Understanding stoichiometry is akin to being a chef following a recipe; it tells you how much of each ingredient you need for the desired product. In chemistry, ingredients are reactants, and our product is the outcome of a chemical reaction.

Stoichiometry is based on the balanced chemical equation, which adheres to the Law of Conservation of Mass. For the reaction where calcium carbonate (\texttt{CaCO3}) decomposes into calcium oxide (\texttt{CaO}) and carbon dioxide (\texttt{CO2}), the balanced equation is:
$$\texttt{CaCO3}(s) \rightarrow \texttt{CaO}(s)+\texttt{CO2}(g)$$
This indicates a 1:1:1 mole ratio. To determine how much \texttt{CO2} is produced from a given amount of \texttt{CaCO3}, we apply this mole ratio. In other words, 1 mole of \texttt{CaCO3} will yield 1 mole of \texttt{CO2} when decomposed. This is the fundamental concept of stoichiometry: it allows us to predict the quantity of a product formed from a known amount of reactant.

Ideal Gas Law

For gases, the ideal gas law serves as a universal recipe linking pressure, volume, temperature, and number of moles. The mathematical representation is:$$PV = nRT$$
where:

• \texttt{P} is the pressure in atmospheres,
• \texttt{V} is the volume in liters,
• \texttt{n} is the number of moles of the gas,
• \texttt{R} is the ideal gas constant (\texttt{0.0821 L·atm/mol·K}),
• \texttt{T} is the temperature in Kelvin.

To convert from Celsius to Kelvin, simply add 273 to the Celsius temperature. This law assumes gases behave ideally, meaning they have no intermolecular forces and occupy no volume themselves, which is an excellent approximation for many gases at standard temperatures and pressures.

For the given problem, we manipulate this law to solve for the volume of carbon dioxide gas.

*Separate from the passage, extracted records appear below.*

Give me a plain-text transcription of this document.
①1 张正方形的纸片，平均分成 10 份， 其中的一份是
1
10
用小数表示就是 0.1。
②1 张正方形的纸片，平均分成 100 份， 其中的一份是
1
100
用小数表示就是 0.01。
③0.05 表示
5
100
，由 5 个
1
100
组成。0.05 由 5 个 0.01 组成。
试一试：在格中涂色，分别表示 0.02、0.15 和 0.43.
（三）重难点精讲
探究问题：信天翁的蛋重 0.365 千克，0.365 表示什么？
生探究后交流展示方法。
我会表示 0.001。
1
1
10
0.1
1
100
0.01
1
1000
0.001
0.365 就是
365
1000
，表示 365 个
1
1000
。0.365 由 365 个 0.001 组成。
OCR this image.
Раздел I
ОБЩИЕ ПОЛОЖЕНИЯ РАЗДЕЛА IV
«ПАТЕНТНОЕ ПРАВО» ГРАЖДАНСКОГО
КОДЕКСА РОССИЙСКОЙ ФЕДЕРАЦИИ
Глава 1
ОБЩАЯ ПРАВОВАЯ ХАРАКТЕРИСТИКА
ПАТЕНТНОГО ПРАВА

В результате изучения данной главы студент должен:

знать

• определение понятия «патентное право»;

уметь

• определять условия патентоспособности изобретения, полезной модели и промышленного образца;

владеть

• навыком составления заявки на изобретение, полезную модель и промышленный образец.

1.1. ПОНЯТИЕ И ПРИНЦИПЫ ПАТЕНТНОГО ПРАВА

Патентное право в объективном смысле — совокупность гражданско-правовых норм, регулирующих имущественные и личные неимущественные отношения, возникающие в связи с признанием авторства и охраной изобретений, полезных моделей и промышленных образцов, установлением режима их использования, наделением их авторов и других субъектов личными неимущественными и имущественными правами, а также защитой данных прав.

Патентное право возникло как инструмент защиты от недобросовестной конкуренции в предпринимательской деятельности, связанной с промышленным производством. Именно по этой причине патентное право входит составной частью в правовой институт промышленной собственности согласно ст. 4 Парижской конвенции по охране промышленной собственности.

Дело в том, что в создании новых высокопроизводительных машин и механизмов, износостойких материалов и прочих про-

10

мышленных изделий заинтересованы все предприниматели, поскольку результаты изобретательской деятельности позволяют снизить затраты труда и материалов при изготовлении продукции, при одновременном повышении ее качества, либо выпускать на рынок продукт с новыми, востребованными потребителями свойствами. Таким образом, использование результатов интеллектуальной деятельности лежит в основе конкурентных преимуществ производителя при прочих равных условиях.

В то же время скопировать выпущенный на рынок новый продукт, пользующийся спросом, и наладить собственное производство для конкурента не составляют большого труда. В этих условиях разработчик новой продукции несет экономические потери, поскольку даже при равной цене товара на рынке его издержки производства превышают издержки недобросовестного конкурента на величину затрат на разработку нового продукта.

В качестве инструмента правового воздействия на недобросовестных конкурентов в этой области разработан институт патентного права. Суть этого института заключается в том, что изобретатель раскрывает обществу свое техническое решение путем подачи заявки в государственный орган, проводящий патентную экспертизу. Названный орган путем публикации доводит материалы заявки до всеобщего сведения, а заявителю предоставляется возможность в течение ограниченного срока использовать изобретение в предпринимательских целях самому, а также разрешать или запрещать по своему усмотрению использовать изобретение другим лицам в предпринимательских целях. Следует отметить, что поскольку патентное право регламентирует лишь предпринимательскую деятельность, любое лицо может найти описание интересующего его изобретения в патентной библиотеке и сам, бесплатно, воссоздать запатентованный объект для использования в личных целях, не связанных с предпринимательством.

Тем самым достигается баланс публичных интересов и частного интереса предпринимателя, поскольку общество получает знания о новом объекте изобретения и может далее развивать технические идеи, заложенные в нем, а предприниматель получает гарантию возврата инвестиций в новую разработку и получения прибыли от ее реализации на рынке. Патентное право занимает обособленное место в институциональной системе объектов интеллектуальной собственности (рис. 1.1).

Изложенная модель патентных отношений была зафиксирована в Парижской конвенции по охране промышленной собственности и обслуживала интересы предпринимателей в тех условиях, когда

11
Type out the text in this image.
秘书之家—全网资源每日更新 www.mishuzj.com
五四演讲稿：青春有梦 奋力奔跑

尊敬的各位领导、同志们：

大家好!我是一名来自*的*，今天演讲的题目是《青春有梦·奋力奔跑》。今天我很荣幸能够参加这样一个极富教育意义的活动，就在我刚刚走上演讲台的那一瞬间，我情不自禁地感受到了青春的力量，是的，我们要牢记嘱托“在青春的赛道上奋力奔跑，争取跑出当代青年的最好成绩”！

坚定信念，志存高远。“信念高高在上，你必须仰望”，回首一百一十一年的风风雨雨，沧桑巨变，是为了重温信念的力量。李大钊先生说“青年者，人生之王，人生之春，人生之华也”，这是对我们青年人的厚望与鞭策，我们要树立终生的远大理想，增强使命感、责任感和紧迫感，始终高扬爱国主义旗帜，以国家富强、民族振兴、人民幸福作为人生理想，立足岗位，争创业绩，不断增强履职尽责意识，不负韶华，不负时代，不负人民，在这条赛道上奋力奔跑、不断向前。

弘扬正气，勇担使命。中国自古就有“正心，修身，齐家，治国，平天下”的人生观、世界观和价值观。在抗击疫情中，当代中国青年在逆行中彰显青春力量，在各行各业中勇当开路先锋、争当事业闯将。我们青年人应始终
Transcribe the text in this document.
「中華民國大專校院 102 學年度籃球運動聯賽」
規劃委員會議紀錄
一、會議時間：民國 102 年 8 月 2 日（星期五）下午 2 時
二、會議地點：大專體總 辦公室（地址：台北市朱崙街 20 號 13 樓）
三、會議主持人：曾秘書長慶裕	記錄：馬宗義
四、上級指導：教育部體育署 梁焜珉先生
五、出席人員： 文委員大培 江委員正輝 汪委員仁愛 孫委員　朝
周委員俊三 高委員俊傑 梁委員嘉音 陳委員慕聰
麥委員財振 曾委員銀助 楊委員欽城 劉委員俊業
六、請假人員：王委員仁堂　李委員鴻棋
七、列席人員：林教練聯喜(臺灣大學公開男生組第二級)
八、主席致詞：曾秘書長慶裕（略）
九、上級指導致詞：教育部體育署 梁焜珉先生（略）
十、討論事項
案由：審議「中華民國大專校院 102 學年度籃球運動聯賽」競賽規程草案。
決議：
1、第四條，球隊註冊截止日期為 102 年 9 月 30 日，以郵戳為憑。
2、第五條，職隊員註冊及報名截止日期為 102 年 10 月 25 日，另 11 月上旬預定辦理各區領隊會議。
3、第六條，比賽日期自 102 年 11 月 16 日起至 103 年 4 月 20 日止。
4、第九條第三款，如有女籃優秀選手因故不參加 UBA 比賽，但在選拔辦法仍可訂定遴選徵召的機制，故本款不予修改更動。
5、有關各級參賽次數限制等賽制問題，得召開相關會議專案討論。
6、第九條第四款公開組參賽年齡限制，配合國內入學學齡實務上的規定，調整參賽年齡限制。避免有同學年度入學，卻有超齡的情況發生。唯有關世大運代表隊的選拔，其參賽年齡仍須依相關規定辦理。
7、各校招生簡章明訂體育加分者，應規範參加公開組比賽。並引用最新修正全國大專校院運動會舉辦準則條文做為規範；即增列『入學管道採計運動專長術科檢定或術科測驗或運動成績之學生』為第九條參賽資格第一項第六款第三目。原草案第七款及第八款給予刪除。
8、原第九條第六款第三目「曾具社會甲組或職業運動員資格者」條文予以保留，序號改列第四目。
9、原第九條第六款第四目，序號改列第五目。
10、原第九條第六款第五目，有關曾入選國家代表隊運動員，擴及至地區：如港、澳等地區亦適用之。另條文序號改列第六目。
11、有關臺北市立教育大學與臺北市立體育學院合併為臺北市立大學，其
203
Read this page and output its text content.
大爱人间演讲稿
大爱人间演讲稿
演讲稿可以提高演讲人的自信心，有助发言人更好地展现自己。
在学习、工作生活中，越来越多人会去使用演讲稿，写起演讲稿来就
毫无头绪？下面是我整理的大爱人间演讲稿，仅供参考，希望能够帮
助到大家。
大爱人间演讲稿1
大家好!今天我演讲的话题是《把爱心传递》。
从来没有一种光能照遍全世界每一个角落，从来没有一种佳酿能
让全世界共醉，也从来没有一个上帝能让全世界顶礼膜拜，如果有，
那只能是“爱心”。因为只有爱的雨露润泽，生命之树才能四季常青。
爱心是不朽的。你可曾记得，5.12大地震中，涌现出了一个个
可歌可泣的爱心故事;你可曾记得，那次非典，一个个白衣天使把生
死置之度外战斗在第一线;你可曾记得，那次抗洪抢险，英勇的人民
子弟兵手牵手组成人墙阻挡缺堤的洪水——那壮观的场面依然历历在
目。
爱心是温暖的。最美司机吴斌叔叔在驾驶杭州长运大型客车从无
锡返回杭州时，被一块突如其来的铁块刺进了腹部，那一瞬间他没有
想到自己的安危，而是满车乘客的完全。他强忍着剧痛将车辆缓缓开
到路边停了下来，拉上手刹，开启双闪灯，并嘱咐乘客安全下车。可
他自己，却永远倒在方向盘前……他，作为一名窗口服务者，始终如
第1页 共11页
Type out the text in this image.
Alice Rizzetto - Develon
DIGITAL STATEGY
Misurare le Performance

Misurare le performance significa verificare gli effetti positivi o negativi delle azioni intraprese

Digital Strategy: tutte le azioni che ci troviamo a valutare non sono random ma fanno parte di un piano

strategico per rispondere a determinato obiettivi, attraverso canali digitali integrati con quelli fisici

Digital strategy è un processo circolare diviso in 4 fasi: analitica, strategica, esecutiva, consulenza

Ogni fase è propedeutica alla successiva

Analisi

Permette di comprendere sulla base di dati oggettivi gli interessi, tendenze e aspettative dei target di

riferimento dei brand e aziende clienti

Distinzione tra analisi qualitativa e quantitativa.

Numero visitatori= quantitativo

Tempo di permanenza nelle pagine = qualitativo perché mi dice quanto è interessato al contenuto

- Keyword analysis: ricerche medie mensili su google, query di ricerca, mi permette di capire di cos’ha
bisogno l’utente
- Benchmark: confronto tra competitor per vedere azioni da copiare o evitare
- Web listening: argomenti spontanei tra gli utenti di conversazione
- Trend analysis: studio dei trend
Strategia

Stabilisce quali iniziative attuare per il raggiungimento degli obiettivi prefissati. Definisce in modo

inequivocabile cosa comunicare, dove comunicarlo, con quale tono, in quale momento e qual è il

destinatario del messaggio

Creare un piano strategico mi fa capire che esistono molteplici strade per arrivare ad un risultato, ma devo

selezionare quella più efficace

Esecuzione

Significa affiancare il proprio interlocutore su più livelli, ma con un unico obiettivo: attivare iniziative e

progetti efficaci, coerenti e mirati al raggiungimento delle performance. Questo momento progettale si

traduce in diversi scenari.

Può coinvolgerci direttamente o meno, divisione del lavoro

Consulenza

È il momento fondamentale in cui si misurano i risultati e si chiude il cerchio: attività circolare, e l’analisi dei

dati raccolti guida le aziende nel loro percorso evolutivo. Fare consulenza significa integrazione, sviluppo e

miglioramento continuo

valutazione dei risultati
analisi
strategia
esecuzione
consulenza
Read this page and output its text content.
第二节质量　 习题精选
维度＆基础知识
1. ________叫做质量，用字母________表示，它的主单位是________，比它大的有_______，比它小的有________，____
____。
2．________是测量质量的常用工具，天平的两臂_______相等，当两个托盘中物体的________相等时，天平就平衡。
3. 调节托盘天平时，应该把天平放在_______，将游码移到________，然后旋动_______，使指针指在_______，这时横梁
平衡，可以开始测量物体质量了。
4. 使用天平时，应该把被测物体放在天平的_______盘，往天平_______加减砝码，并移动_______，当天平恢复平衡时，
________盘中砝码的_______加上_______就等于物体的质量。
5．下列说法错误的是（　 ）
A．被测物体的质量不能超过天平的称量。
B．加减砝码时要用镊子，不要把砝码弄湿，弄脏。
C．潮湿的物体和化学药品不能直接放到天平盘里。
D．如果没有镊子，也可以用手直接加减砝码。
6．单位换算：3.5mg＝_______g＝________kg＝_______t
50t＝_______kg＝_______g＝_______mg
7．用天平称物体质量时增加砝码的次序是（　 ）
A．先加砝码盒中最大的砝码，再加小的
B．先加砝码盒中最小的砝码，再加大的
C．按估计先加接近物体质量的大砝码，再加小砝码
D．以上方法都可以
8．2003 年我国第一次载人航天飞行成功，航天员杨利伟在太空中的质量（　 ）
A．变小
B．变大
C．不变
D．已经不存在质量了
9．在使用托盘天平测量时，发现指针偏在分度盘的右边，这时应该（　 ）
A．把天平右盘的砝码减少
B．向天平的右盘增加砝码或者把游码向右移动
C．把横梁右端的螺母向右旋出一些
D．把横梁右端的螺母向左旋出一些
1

By inserting the number of moles (\texttt{n}), the constant (\texttt{R}), the temperature in Kelvin (\texttt{T}), and the pressure (\texttt{P}) into the equation, we calculate the volume (\texttt{V}) of \texttt{CO2} produced.

Molar Mass

Molar mass is the weight of one mole of a substance, typically expressed in grams per mole. It's essential to grasp this concept, as it acts as a conversion factor between grams and moles, vital in stoichiometric calculations.

To calculate the molar mass, you add the atomic masses of each element in a compound. For calcium carbonate (\texttt{CaCO3}), we sum the atomic masses of calcium (\texttt{Ca}), carbon (\texttt{C}), and three oxygens (\texttt{O}) to get about \texttt{100.09 g/mol}:
$$\texttt{Molar mass of CaCO3 = 40.08 (Ca) + 12.01 (C) + (3 \times 16.00) (O)}$$
Thus, knowing the mass of \texttt{CaCO3} allows us to find the moles by dividing the mass by the molar mass. With the number of moles, we can travel through stoichiometry and the ideal gas law to end at the volume of gas produced, as exemplified in this exercise.